You may have heard about the South African Film and Publications Board’s proposed Draft Online Regulation Policy. Or you may have been living under a rock.
The Policy is aimed at regulating online publications and hold publisher and internet service provider responsible and have been strongly opposed by the Right2Know campaign, among others. As with all new legislation, the Policy has been going through the processes and have finally reached the stage where the public can make comments and recommendations regarding its validity and effectiveness. The Regulations have been open for public comments via email (email@example.com) or hand delivered to the FPB’s Head Offices since it was published in the Government Gazette in March 2015 and will remain open until 15 July 2015.

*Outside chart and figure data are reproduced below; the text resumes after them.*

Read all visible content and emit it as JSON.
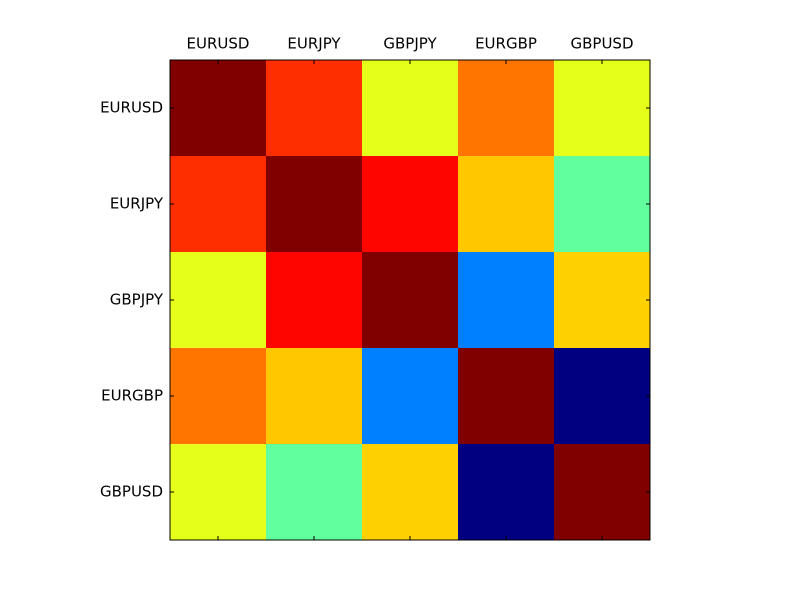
{
  "chart_data": {
    "type": "heatmap",
    "colormap": "jet",
    "x_categories": [
      "EURUSD",
      "EURJPY",
      "GBPJPY",
      "EURGBP",
      "GBPUSD"
    ],
    "y_categories": [
      "EURUSD",
      "EURJPY",
      "GBPJPY",
      "EURGBP",
      "GBPUSD"
    ],
    "values": [
      [
        1.0,
        0.83,
        0.6,
        0.76,
        0.6
      ],
      [
        0.83,
        1.0,
        0.87,
        0.68,
        0.47
      ],
      [
        0.6,
        0.87,
        1.0,
        0.25,
        0.67
      ],
      [
        0.76,
        0.68,
        0.25,
        1.0,
        0.0
      ],
      [
        0.6,
        0.47,
        0.67,
        0.0,
        1.0
      ]
    ]
  }
}
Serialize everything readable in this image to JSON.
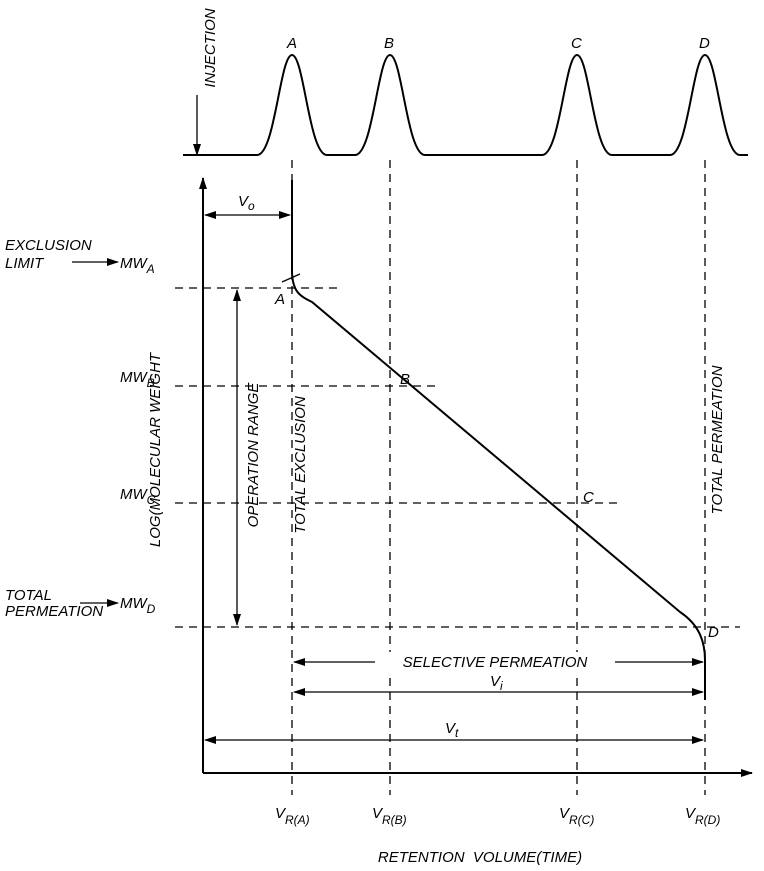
{
  "injection": "INJECTION",
  "peaks": [
    "A",
    "B",
    "C",
    "D"
  ],
  "curve_points": [
    "A",
    "B",
    "C",
    "D"
  ],
  "v0": {
    "base": "V",
    "sub": "o"
  },
  "exclusion_limit": [
    "EXCLUSION",
    "LIMIT"
  ],
  "total_permeation_left": [
    "TOTAL",
    "PERMEATION"
  ],
  "mw_labels": [
    {
      "base": "MW",
      "sub": "A"
    },
    {
      "base": "MW",
      "sub": "B"
    },
    {
      "base": "MW",
      "sub": "C"
    },
    {
      "base": "MW",
      "sub": "D"
    }
  ],
  "operation_range": "OPERATION RANGE",
  "total_exclusion": "TOTAL EXCLUSION",
  "total_permeation_right": "TOTAL PERMEATION",
  "y_axis_label": "LOG(MOLECULAR WEIGHT",
  "selective_permeation": "SELECTIVE PERMEATION",
  "vi": {
    "base": "V",
    "sub": "i"
  },
  "vt": {
    "base": "V",
    "sub": "t"
  },
  "x_labels": [
    {
      "base": "V",
      "sub": "R(A)"
    },
    {
      "base": "V",
      "sub": "R(B)"
    },
    {
      "base": "V",
      "sub": "R(C)"
    },
    {
      "base": "V",
      "sub": "R(D)"
    }
  ],
  "x_axis_label": "RETENTION  VOLUME(TIME)"
}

This evening (28 May 2015) you can attend the public meeting hosted by the FPB at Turbine Hall in Newtown, Johannesburg to comment on the Draft Online Regulation Policy. The meeting starts at 5pm and is expected to last two hours.
About The Draft Online Regulation Policy
The Policy is essentially aimed at preventing child pornography and to prevent children from being exposed to adult content by classifying online publications. Online publications are defined in terms of the Policy to include:
- Personal Websites;
- Facebook; etc.
In terms of the Draft Online Regulation Policy online publishers will be required to ensure that their content does not violate the Policy. We reckon the policy is impractical and with insane amounts of content being uploaded constantly it seems near-impossible that the FPB will be able to enforce the terms of the Policy.
The Right2Know campaign considers the Draft Online Regulation Policy to “amount to censorship and is a violation of freedom of expression” and aims to have the Policy scrapped.
About the FPB
The FPB is a South African public entity that was established in terms of the Films and Publications Act. The FPB aims to regulate “the creation, production, possession and distribution of certain publications, games and films by means of classification, the imposition of age restrictions, and giving of consumer advice, and further makes the use of children in and the exposure of children to pornography punishable“.
The FPB is of the opinion that the digital age has increased violations and crimes against children, and has particularly increased child pornography, trafficking and groom with the intent of luring children.